Officials at Friday’s meeting, which was chaired by leader Xi Jinping and attended by the powerful 24-member Politburo, pledged to do more to expand domestic demand and stabilize foreign trade and investment, according to a readout released by the official Xinhua news agency.

“Next year, [we must] continue to implement proactive fiscal policy and prudent monetary policy,” it said. “The proactive fiscal policy must be moderately strengthened, with improved quality and efficiency.”

Fiscal policy is the use of taxation and government spending to influence the economy. Monetary policy typically refers to decisions taken by central banks to influence the cost of borrowing and control inflation.

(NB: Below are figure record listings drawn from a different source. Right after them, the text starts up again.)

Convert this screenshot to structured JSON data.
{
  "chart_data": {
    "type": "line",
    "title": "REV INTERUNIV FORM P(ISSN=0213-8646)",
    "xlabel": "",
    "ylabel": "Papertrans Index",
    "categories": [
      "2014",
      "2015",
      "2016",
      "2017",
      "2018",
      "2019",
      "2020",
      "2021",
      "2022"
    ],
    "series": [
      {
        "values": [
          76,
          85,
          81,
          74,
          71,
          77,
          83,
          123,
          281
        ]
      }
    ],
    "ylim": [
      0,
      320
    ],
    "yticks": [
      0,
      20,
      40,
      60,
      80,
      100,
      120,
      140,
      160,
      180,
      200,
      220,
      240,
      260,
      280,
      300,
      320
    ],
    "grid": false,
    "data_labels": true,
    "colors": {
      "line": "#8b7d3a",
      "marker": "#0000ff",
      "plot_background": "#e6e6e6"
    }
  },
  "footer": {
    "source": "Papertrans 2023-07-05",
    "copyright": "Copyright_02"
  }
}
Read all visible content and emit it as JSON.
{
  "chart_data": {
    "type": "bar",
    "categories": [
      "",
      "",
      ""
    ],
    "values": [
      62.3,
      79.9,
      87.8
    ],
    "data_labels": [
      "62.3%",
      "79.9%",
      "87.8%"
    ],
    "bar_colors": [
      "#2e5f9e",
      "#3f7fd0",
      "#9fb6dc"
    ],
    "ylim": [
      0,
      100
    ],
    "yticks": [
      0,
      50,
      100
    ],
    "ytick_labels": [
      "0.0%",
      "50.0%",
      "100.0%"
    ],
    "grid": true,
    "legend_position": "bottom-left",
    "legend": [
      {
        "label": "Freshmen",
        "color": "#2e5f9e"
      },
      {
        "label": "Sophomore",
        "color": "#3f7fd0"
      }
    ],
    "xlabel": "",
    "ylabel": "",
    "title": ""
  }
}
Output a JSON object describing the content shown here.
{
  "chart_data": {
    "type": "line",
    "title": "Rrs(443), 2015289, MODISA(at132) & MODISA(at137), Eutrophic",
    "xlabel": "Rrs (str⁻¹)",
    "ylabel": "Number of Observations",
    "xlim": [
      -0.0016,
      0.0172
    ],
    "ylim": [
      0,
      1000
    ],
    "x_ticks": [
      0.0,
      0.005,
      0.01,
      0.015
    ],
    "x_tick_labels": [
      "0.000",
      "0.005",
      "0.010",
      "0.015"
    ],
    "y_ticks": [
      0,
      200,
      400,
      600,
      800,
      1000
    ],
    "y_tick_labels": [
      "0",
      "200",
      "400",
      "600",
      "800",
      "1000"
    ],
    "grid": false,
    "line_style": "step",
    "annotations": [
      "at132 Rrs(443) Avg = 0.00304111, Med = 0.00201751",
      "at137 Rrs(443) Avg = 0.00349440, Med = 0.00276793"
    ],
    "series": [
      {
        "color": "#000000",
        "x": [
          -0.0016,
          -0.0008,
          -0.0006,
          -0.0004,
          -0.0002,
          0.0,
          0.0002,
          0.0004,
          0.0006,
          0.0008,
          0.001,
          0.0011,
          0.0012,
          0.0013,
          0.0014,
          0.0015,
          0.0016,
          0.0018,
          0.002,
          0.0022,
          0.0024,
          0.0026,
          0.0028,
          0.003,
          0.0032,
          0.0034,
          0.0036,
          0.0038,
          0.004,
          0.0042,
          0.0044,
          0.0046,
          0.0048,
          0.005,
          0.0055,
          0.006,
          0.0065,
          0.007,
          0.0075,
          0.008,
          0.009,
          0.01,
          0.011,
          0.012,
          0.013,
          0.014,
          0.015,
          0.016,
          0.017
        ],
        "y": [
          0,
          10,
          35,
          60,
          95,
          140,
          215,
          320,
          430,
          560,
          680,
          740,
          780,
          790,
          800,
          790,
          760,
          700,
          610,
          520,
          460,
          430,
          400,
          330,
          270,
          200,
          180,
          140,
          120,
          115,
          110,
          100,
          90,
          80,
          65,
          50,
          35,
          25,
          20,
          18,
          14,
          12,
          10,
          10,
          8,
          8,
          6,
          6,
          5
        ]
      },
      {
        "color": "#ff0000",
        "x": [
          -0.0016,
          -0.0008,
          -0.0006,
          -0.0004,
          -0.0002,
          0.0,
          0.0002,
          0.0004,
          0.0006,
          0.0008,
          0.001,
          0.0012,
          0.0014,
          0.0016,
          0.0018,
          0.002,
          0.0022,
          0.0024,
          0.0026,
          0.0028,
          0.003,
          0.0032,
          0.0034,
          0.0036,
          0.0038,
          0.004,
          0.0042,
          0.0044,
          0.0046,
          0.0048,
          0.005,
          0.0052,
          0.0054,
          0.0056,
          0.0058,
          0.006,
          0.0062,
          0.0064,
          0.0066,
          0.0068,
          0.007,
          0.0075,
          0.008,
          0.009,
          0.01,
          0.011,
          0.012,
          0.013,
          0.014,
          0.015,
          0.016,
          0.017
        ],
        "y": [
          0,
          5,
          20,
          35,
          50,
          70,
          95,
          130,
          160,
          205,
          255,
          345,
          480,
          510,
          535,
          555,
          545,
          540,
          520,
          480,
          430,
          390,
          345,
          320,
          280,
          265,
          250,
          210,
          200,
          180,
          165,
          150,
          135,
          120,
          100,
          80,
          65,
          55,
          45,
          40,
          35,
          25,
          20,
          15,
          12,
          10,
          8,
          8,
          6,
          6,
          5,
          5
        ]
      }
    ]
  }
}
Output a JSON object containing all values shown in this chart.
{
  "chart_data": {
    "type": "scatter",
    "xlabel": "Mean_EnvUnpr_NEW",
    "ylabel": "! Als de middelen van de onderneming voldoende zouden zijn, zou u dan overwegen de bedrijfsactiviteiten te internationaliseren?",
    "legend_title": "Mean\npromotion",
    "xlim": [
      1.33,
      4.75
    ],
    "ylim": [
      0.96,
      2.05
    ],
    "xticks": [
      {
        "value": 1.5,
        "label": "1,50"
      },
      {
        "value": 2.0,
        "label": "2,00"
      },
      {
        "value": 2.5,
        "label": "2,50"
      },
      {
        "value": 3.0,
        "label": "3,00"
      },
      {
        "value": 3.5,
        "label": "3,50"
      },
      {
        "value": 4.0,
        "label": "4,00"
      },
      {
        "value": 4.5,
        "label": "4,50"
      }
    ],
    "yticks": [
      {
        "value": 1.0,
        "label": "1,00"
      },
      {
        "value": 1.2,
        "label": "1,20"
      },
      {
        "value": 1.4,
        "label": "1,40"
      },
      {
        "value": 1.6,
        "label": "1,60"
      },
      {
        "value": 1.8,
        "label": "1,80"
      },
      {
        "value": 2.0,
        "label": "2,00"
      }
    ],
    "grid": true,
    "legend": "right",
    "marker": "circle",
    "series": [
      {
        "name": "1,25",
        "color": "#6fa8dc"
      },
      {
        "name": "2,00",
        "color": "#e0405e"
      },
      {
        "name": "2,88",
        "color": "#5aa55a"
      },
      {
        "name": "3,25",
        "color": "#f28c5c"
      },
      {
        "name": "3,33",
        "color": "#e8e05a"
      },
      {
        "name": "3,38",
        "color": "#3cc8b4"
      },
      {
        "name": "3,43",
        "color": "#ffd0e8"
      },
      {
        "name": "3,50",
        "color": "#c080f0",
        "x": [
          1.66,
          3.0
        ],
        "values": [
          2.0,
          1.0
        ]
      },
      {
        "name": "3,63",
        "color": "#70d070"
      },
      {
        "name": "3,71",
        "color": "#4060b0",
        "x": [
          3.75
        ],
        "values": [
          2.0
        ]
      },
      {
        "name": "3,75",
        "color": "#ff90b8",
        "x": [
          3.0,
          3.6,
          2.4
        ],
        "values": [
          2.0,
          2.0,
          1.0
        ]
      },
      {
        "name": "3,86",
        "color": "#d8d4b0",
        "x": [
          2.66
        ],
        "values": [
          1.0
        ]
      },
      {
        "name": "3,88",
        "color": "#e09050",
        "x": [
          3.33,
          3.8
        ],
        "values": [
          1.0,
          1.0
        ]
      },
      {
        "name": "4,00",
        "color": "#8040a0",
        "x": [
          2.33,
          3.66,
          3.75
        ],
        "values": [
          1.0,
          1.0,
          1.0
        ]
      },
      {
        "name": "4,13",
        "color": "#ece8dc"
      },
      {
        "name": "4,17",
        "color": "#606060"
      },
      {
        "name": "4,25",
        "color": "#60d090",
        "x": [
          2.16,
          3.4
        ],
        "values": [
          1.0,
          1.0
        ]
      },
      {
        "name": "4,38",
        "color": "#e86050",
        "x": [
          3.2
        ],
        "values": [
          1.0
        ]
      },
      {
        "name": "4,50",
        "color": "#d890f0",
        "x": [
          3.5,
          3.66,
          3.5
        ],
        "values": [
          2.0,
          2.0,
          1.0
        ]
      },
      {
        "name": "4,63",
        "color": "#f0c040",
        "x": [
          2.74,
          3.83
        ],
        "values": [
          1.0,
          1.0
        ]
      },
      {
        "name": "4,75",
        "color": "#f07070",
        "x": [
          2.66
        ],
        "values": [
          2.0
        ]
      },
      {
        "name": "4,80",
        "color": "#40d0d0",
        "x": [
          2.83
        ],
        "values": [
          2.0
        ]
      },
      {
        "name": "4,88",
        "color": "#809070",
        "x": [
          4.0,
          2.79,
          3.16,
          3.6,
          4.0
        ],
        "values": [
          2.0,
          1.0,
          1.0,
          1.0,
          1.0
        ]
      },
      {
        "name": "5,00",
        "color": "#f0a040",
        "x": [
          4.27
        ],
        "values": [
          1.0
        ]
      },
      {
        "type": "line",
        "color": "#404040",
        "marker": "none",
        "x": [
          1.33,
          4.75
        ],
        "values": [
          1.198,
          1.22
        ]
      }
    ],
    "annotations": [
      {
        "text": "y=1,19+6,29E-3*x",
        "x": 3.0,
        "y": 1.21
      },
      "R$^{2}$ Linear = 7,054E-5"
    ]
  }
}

The officials also reiterated the importance of preventing risks in key areas and “holding to the bottom line that no systemic risk will occur.”

Read the full story here.

Monday: Earnings from Oracle.

Tuesday: The US Labor Department releases its Consumer Price Index for November. The US Treasury Department releases its monthly budget statement for November.

Wednesday: Earnings from Adobe. The UK’s Office for National Statistics releases October data on gross domestic product. The US Labor Department releases its Producer Price Index for November. The Federal Reserve announces its latest monetary policy decision.

Thursday: The Bank of England and European Central Bank announce their latest interest-rate decisions. The US Commerce Department releases November figures on retail sales. The US Labor Department reports the number of new applications for jobless benefits in the week ended December 9, in addition to export and import prices in November. China’s National Bureau of Statistics releases November data on retail sales, industrial production, fixed-asset investment, and the unemployment rate.


Friday: Earnings from Darden Restaurants. The Federal Reserve releases November figures on industrial production. S&P Global releases December business surveys gauging economic activity in the US.